The moment Bucky sets foot on the floor, he’s lit by a bolt of fear, in his shoulders and head, that the house is about to shift. He thinks he does feel it lift a little, throws out his arms for balance, digs in the mud with his bare toes. He waits. It’s not a fear he recognizes. He’s standing in a living room, all its furniture toppled and pushed towards the upstream wall, and waves of black muck lie terraced across the floor, the terraces rising on the upstream end to two feet deep against that wall. The house seems to hold steady, so Bucky wades the mud to the closet and forces the door open partway against the weight of the muck outside it. He sees only coats, no shoes, and he chooses one, a heavy plaid wool, and pulls it on. Its lining is nearly dry, the wool having shed the floodwater for the brief time it surged through the house. Bucky pauses, tensed for the shifting of the house like listening for a noise. But the house stays put. He slops on through the muck, it sucking his ankles and feet, him scanning everywhere for shoes poking out, and then the dog gets himself bogged down nearly to his belly, and he cries like he has a whistle in his nose. Bucky considers looking upstairs, but the fear of the house moving stops him.

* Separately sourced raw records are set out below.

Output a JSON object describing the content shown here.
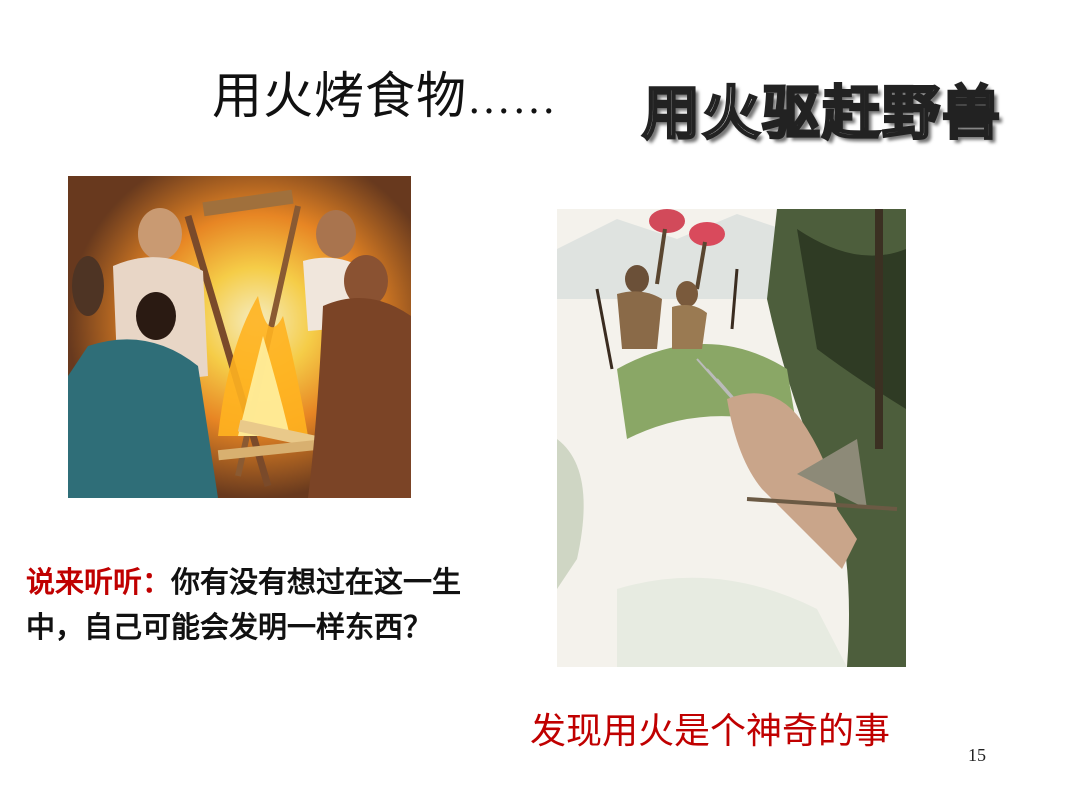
{
  "slide": {
    "title_part1": "用火烤食物",
    "title_dots": "……",
    "title_outline": "用火驱赶野兽",
    "prompt_lead": "说来听听：",
    "prompt_body": "你有没有想过在这一生中，自己可能会发明一样东西？",
    "caption": "发现用火是个神奇的事",
    "page_number": "15"
  },
  "colors": {
    "accent_red": "#c00000",
    "text": "#111111"
  },
  "images": {
    "left_icon": "cavemen-fire-illustration",
    "right_icon": "hunters-torches-beast-illustration"
  }
}
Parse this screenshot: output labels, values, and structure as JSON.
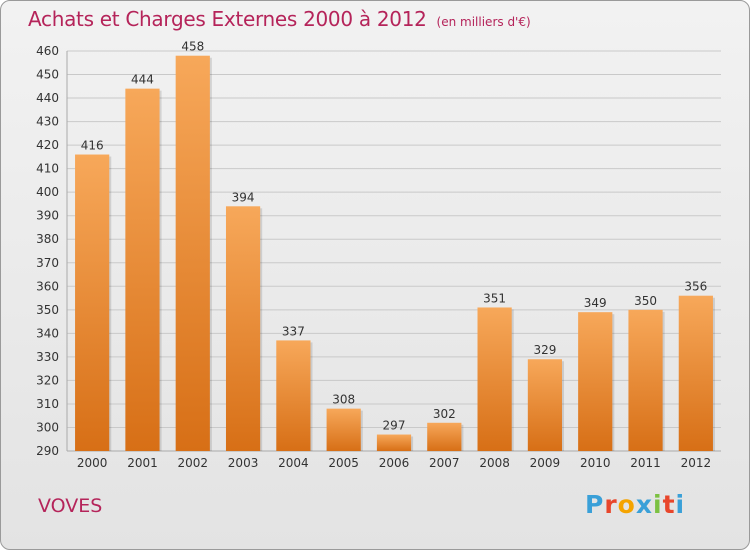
{
  "header": {
    "title": "Achats et Charges Externes 2000 à 2012",
    "subtitle": "(en milliers d'€)"
  },
  "footer": {
    "place": "VOVES",
    "logo_letters": [
      "P",
      "r",
      "o",
      "x",
      "i",
      "t",
      "i"
    ],
    "logo_colors": [
      "#3aa0d8",
      "#e8462b",
      "#f5a400",
      "#3aa0d8",
      "#7cc142",
      "#e8462b",
      "#3aa0d8"
    ]
  },
  "colors": {
    "bar_light": "#f7a85a",
    "bar_dark": "#d76f16",
    "grid": "#c9c9c9",
    "text": "#333333"
  },
  "chart_data": {
    "type": "bar",
    "categories": [
      "2000",
      "2001",
      "2002",
      "2003",
      "2004",
      "2005",
      "2006",
      "2007",
      "2008",
      "2009",
      "2010",
      "2011",
      "2012"
    ],
    "values": [
      416,
      444,
      458,
      394,
      337,
      308,
      297,
      302,
      351,
      329,
      349,
      350,
      356
    ],
    "ylim": [
      290,
      460
    ],
    "yticks": [
      290,
      300,
      310,
      320,
      330,
      340,
      350,
      360,
      370,
      380,
      390,
      400,
      410,
      420,
      430,
      440,
      450,
      460
    ],
    "grid": true,
    "data_labels": true
  }
}
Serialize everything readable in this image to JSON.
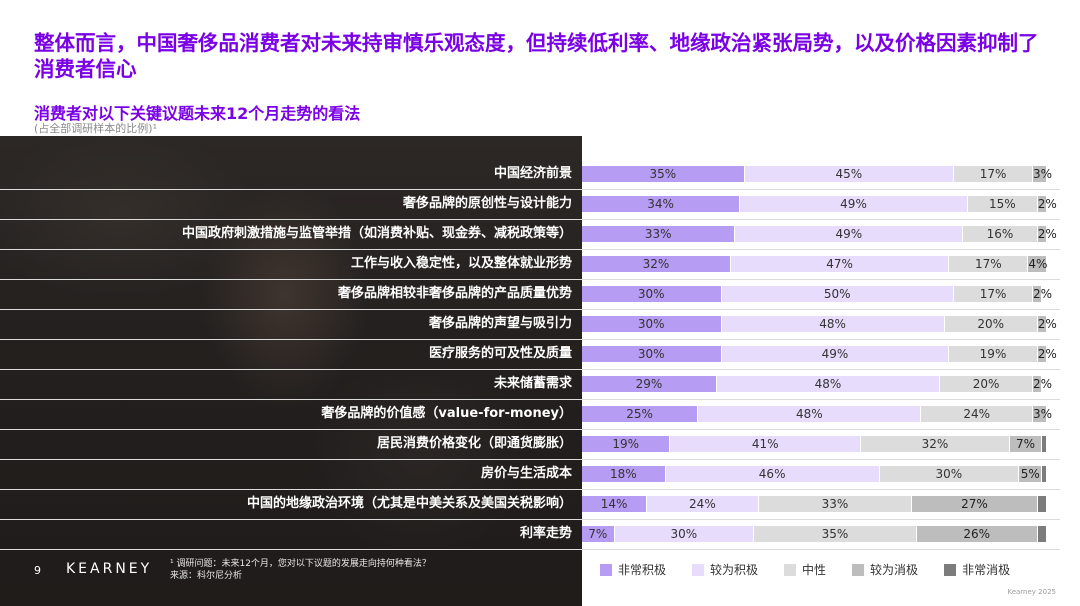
{
  "header": {
    "title": "整体而言，中国奢侈品消费者对未来持审慎乐观态度，但持续低利率、地缘政治紧张局势，以及价格因素抑制了消费者信心",
    "subtitle": "消费者对以下关键议题未来12个月走势的看法",
    "note": "(占全部调研样本的比例)¹"
  },
  "footer": {
    "page_number": "9",
    "logo": "KEARNEY",
    "footnote_line1": "¹ 调研问题：未来12个月，您对以下议题的发展走向持何种看法？",
    "footnote_line2": "来源：科尔尼分析",
    "copyright": "Kearney 2025"
  },
  "colors": {
    "very_positive": "#B79CF3",
    "positive": "#E8DCFC",
    "neutral": "#DCDCDC",
    "negative": "#BDBDBD",
    "very_negative": "#7C7C7C",
    "title": "#7A00E6"
  },
  "chart_data": {
    "type": "bar",
    "orientation": "horizontal",
    "stacked": true,
    "categories": [
      "中国经济前景",
      "奢侈品牌的原创性与设计能力",
      "中国政府刺激措施与监管举措（如消费补贴、现金券、减税政策等）",
      "工作与收入稳定性，以及整体就业形势",
      "奢侈品牌相较非奢侈品牌的产品质量优势",
      "奢侈品牌的声望与吸引力",
      "医疗服务的可及性及质量",
      "未来储蓄需求",
      "奢侈品牌的价值感（value-for-money）",
      "居民消费价格变化（即通货膨胀）",
      "房价与生活成本",
      "中国的地缘政治环境（尤其是中美关系及美国关税影响）",
      "利率走势"
    ],
    "series": [
      {
        "name": "非常积极",
        "values": [
          35,
          34,
          33,
          32,
          30,
          30,
          30,
          29,
          25,
          19,
          18,
          14,
          7
        ]
      },
      {
        "name": "较为积极",
        "values": [
          45,
          49,
          49,
          47,
          50,
          48,
          49,
          48,
          48,
          41,
          46,
          24,
          30
        ]
      },
      {
        "name": "中性",
        "values": [
          17,
          15,
          16,
          17,
          17,
          20,
          19,
          20,
          24,
          32,
          30,
          33,
          35
        ]
      },
      {
        "name": "较为消极",
        "values": [
          3,
          2,
          2,
          4,
          2,
          2,
          2,
          2,
          3,
          7,
          5,
          27,
          26
        ]
      },
      {
        "name": "非常消极",
        "values": [
          0,
          0,
          0,
          0,
          0,
          0,
          0,
          0,
          0,
          1,
          1,
          2,
          2
        ]
      }
    ],
    "value_labels": [
      [
        "35%",
        "45%",
        "17%",
        "3%",
        ""
      ],
      [
        "34%",
        "49%",
        "15%",
        "2%",
        ""
      ],
      [
        "33%",
        "49%",
        "16%",
        "2%",
        ""
      ],
      [
        "32%",
        "47%",
        "17%",
        "4%",
        ""
      ],
      [
        "30%",
        "50%",
        "17%",
        "2%",
        ""
      ],
      [
        "30%",
        "48%",
        "20%",
        "2%",
        ""
      ],
      [
        "30%",
        "49%",
        "19%",
        "2%",
        ""
      ],
      [
        "29%",
        "48%",
        "20%",
        "2%",
        ""
      ],
      [
        "25%",
        "48%",
        "24%",
        "3%",
        ""
      ],
      [
        "19%",
        "41%",
        "32%",
        "7%",
        ""
      ],
      [
        "18%",
        "46%",
        "30%",
        "5%",
        ""
      ],
      [
        "14%",
        "24%",
        "33%",
        "27%",
        ""
      ],
      [
        "7%",
        "30%",
        "35%",
        "26%",
        ""
      ]
    ],
    "xlim": [
      0,
      100
    ],
    "legend_position": "bottom"
  }
}
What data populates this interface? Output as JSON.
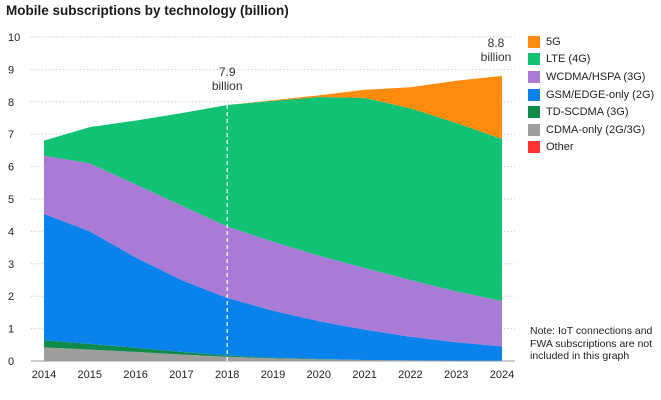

The kitchen appliances have rocked out of their places, the refrigerator overturned, the stove tethered at the end of its cord still plugged in its socket. Bucky studies the room from the door, and spies, against an upended table, among sopped cereal boxes and plastic bowls, red rubber. He jerks them free, red rubber woman’s boots, red laces and a matted fake fur cuff. They are full of mud, and he turns them over and works on squeezing out the mud, then he loses patience and carries the boots to the sink where he opens a tap and stands bewildered for some seconds when no water comes out. In the other room, the dog, still stuck, has given up whistling for panicked yelps. Bucky claws the mud out of the boots as best he can with his hands and forces his feet into them. They are squishy, but too big by only a little bit. He pauses once again, feeling for the house to move. Then he struggles back into the living room, where the dog has unstuck himself from the mud, and Bucky hauls him back through the wall and into the rain. The plaid coat covers him to five or six inches below his underpants. The sleeves mitten his hands.